Exploring the operations log in MongoDB
Recently we had a client that was having network issues on their production MongoDB deployment. They experienced a network partition on their database which is configured as 3 node replica set running on 2.6 version. The issues were resolved after six hours. After resolving the network issue, the node that was out of the replica set become stale and had to be resynced. The reason behind this was that the replication window was configured with only under three hours replication events. The question was: why is the replication window so short?

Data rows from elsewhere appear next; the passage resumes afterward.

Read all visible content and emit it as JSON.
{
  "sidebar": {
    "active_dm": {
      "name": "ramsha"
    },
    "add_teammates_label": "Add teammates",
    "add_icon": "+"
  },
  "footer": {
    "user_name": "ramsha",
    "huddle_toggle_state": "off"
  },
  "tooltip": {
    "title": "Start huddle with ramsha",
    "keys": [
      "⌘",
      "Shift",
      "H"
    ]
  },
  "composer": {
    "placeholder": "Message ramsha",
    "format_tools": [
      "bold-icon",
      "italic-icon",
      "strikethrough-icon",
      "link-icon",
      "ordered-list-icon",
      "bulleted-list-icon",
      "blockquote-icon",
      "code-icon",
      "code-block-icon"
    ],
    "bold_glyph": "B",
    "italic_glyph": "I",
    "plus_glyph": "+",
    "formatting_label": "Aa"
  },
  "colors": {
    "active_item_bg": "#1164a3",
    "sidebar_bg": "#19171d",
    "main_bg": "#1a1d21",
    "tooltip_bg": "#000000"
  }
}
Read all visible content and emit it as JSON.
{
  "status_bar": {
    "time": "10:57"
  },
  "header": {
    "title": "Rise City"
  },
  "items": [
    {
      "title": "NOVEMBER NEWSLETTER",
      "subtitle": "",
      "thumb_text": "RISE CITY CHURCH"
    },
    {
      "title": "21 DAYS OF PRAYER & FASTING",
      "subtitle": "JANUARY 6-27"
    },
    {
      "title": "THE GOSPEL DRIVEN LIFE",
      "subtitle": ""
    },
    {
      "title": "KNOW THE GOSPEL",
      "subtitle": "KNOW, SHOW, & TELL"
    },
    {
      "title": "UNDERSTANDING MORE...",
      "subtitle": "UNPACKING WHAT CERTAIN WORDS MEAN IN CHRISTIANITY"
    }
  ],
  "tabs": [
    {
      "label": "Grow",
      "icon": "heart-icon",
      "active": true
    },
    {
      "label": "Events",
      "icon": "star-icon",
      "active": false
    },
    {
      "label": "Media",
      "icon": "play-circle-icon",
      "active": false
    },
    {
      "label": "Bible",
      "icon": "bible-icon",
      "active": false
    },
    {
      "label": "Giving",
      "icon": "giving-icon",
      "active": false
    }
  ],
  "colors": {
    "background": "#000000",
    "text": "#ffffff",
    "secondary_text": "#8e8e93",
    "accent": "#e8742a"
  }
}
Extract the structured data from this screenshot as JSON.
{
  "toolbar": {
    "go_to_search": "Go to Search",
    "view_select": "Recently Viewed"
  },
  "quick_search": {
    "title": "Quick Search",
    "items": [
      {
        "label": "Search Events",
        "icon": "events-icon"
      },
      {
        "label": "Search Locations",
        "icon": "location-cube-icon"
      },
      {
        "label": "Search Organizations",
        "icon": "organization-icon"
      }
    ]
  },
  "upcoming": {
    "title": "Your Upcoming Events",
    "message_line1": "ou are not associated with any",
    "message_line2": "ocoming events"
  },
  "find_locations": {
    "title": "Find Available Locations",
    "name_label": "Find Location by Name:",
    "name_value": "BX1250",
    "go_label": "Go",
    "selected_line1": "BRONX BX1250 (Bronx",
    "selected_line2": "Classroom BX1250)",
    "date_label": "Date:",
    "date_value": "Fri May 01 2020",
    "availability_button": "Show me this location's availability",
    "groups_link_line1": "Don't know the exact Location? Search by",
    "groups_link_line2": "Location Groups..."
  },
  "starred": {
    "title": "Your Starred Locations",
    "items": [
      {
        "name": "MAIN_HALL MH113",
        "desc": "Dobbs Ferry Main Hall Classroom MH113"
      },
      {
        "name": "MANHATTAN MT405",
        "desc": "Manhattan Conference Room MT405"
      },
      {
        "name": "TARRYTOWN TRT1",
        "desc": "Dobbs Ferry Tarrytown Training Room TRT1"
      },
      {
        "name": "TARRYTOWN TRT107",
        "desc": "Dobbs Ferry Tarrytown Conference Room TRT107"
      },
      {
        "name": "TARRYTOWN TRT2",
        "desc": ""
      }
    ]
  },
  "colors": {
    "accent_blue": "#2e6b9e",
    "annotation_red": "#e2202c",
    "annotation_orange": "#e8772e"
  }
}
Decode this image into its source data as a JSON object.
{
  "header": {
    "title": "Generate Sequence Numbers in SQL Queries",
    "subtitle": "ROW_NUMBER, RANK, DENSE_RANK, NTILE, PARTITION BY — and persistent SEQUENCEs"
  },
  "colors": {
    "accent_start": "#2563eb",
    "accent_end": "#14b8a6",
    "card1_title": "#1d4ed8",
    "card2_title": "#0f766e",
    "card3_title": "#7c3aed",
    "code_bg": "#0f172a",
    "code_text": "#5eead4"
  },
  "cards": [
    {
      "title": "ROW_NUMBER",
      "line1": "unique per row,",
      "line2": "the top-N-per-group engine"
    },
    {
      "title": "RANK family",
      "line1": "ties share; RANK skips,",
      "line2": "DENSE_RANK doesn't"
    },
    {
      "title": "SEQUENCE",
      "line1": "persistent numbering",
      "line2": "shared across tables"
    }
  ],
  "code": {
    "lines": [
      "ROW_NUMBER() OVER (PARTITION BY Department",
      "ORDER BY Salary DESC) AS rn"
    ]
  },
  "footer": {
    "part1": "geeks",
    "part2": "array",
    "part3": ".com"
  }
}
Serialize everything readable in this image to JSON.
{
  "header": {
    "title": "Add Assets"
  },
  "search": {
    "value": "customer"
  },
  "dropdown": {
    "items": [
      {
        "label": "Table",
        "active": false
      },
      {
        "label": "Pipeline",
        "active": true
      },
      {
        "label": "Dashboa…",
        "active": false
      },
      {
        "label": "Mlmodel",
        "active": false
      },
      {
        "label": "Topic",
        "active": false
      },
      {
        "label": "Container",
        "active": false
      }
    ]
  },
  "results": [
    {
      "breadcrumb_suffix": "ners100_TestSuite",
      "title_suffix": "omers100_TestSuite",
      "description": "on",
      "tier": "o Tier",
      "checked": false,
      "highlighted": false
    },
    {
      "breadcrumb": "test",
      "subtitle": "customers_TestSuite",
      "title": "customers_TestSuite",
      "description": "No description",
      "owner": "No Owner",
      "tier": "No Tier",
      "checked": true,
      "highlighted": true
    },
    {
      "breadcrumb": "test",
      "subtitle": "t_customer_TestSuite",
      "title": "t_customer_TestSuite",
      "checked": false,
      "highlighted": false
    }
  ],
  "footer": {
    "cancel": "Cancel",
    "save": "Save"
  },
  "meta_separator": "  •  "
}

What is the MongoDB Replication Window?If you are from the MySQL world, you are probably already familiar with master-slave replication in its basics. There are binary logs on the master used for writing the replication events. The same logs are copied on all slaves connected to the master as relay logs using Slave_IO thread . The slave executes the events from the relay logs using Slave_SQL thread . The replication is done asynchronously. The slave can stop replicating any time and will continue from the last position it stopped. There is expire_logs_days variable on the master that can be changed dynamically if we want to keep more binary logs to extend the replication window. The slave server does not need binary logs enabled for the replication to work. Similar to binary logs, in MongoDB there is the operations log, called oplog, that is used for replication. If you check in the MongoDB docs, you will find that the oplog is a special capped collection that keeps a rolling record of all operations that modify the data stored in your databases. MongoDB applies database operations on the primary and then records the operations on the primary’s oplog. The secondary members then copy and apply these operations in an asynchronous process. All replica set members contain a copy of the oplog, in the local.oplog.rs collection, which allows them to maintain the current state of the database. This is different than MySQL replication, and the oplog collection must exist on all members from the replica set. Additionally, there is no option for adding filters in the replication: all nodes from the replica set must have the same dataset. Any member can import oplog entries from any other member. It’s a great feature in MongoDB for automatic failover where any member can become Primary (priority 0 nodes and hidden nodes can not become Primary). How quickly the capped oplog collection fills up with changes is the replication window. The oplog collection is stored in the local database and its initial size is calculated as shown: By default, the size of the oplog is as follows:
- For 64-bit Linux, Solaris, FreeBSD, and Windows systems, MongoDB allocates 5% of the available free disk space, but will always allocate at least 1 gigabyte and never more than 50 gigabytes.
- For 64-bit OS X systems, MongoDB allocates 183 megabytes of space to the oplog.
- For 32-bit systems, MongoDB allocates about 48 megabytes of space to the oplog.